Right, so let the conspiring and double-crossing commence. Arguably, there is nothing radically new in James McFarland’s screenplay, but he keeps the mayhem coming fast and furious. It also helps that Simon Pegg sets the tone right from the start, playing Wolfe with maniacal glee. He makes contract killing look like a ton of fun, which might hold less than wonderful implications for the social compact, but it works like a charm in a genre film. Likewise, Teresa Palmer makes a seriously impressive villain in the Lady Macbeth tradition as the equally sociopathic Lucy Webb. Yet, Bryan Brown tops them all for ruthlessness as the stone cold Jones.

From "Kill Me Three Times."

Right, there are not a lot of “likable” characters in KM3T, but that way nobody should get too upset when misfortune and painful death starts to befall the motley crew. Logically, given their relatively straight roles, Alice Braga’s Taylor and Luke Hemsworth’s Smith (the other, other Hemsworth) are the least interesting characters. Frankly, Pegg is the star here and Palmer will get the potential breakout attention. However, fans will be amused to see Sullivan Stapleton (best known for hardnosed work in Strike Back and Animal Kingdom) as Webb, the acquiescent loser.

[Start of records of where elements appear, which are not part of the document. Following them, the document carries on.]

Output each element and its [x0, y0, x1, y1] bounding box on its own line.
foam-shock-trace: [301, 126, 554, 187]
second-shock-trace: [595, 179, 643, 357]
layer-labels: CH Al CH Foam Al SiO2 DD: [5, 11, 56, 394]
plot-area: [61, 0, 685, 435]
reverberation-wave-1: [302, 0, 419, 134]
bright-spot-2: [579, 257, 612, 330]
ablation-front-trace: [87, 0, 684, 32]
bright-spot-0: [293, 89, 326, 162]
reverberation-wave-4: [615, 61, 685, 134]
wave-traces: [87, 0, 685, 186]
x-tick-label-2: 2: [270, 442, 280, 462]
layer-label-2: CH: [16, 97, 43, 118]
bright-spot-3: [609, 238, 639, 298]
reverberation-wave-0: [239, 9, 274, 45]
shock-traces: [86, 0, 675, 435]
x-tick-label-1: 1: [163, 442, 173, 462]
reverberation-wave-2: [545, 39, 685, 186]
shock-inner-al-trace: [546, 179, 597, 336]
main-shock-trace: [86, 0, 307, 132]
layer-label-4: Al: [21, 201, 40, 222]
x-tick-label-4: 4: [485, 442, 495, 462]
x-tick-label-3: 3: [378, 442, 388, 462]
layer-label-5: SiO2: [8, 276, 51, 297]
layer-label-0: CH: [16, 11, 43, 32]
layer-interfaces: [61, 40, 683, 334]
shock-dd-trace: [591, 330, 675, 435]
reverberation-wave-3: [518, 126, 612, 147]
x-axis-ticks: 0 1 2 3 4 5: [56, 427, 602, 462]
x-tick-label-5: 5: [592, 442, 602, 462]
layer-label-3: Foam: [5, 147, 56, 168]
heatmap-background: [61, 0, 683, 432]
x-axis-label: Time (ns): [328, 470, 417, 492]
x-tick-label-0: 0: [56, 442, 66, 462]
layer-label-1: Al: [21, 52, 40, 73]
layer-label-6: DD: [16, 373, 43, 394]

Australia’s sun-drenched beaches still look quite inviting, despite all the skulduggery Stenders unleashes. He lets the driving rock soundtrack and Pegg’s evil smirk set the vigorous pace and never looks in the rearview mirror. It is quite a lot of fun if you do not object to shamelessly violent humor (and what’s not to like about it?). Recommended for fans of blackly comic one-darned-thing-after-another thrillers, Kill Me Three Times opens this Friday (4/10) in New York, at the Landmark Sunshine.

LFM GRADE: B

Posted on April 6th, 2015 at 9:18pm.